Anatomia da vulva — Foto: Arte g1
Anatomia da vulva — Foto: Arte g1
A Isaps reúne dados de procedimentos cirúrgicos e não cirúrgicos desde 2013 e o Brasil está no topo da labioplastia desde o início. Naquele ano, foram 13.683 procedimentos registrados.
Para a ginecologista Lucia Alves da Silva Lara, presidente da Comissão Nacional Especializada em Sexologia da Febrasgo (Federação Brasileira de Ginecologia e Obstetrícia), a busca pela labioplastia muitas vezes é só estética. Mulheres buscam a cirurgia porque acreditam na “vulva perfeita”.“Existe um questionamento: qual seria a vulva perfeita? Existe uma variação, padrão de medidas, de dimensões? Isso seria de extrema importância para estabelecer normas para uma labioplastia adequada, mas isso não existe”, alerta a ginecologista da Febrasgo.
Flávia Fairbanks, mestre e doutora em ginecologia pela Faculdade de Medicina da Universidade de São Paulo (USP), concorda e mostra uma preocupação com esse “conceito estético”.
“O que nos preocupa é buscar a cirurgia baseada em um conceito estético, um padrão estético que pode ser diferente daqui uns anos. Se não conseguimos nem definir um padrão para o corpo feminino, quem dirá para a região vulvar”, diz Fairbanks.
Aliás, vale sempre lembrar o que é a vulva e o que a vagina (sim, são coisas diferentes!). Vulva é o nome dado para a parte externa do aparelho genital feminino, enquanto a vagina é uma cavidade dentro da vulva.

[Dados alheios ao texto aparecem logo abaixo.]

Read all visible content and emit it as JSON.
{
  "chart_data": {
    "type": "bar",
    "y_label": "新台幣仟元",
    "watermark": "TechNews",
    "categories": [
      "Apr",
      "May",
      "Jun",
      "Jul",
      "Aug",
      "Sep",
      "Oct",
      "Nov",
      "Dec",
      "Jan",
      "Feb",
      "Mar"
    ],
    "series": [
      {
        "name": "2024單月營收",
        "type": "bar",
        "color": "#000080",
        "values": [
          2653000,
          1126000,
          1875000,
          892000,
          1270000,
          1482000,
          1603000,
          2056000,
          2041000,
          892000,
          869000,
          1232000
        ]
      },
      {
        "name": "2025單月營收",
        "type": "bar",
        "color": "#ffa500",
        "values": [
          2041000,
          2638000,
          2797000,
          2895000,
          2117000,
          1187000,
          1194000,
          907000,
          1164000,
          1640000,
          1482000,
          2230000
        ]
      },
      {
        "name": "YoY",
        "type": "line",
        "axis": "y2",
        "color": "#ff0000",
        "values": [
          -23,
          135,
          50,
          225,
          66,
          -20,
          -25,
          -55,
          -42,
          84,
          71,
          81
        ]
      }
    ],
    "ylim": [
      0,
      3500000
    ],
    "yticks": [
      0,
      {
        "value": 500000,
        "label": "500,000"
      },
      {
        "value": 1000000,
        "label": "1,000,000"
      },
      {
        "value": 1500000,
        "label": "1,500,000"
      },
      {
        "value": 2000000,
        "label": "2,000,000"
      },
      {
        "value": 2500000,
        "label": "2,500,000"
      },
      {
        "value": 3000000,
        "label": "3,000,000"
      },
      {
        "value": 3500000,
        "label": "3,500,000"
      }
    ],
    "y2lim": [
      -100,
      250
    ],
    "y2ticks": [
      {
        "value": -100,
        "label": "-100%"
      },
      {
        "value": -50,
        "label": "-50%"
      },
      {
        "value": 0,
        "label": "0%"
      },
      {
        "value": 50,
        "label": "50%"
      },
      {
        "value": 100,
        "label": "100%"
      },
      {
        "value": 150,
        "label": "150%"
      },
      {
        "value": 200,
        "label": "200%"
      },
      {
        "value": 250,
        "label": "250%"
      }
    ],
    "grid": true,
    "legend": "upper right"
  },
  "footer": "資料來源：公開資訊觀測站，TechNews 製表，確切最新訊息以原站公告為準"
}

Anatomia da vulva — Foto: Arte g1
Antes de mais nada, é preciso deixar claro que a labioplastia não provoca melhorias sexuais, ela traz apenas mudanças físicas.
Dito isso, a cirurgia de redução dos pequenos lábios remove a pele e a mucosa que se “projetam” para fora dos grandes lábios. Ela tira esse “excesso”. Ela pode ser feita tanto com anestesia local quanto geral e a paciente é liberada algumas horas após ao procedimento.
Apesar de parecer simples, Fairbanks aponta que não devemos banalizar a labioplastia, já que o procedimento remove uma parte do tecido do corpo (que não tem como refazer) e requer cuidado de uma equipe de saúde. A recuperação é rápida e a mucosa se estabelece entre uma e duas semanas.
“Os pontos são absorvíveis, não precisa retirar. A paciente precisa ter cuidado com a higiene pessoal, evitar entrar em locais contaminados durante um mês, como piscina ou mar, e a relação sexual vai depender da recuperação – entre um mês e 45 dias”, completa a doutora em ginecologia.Como a cirurgia não é reversível, a mulher deve pensar bem antes de realizar o procedimento.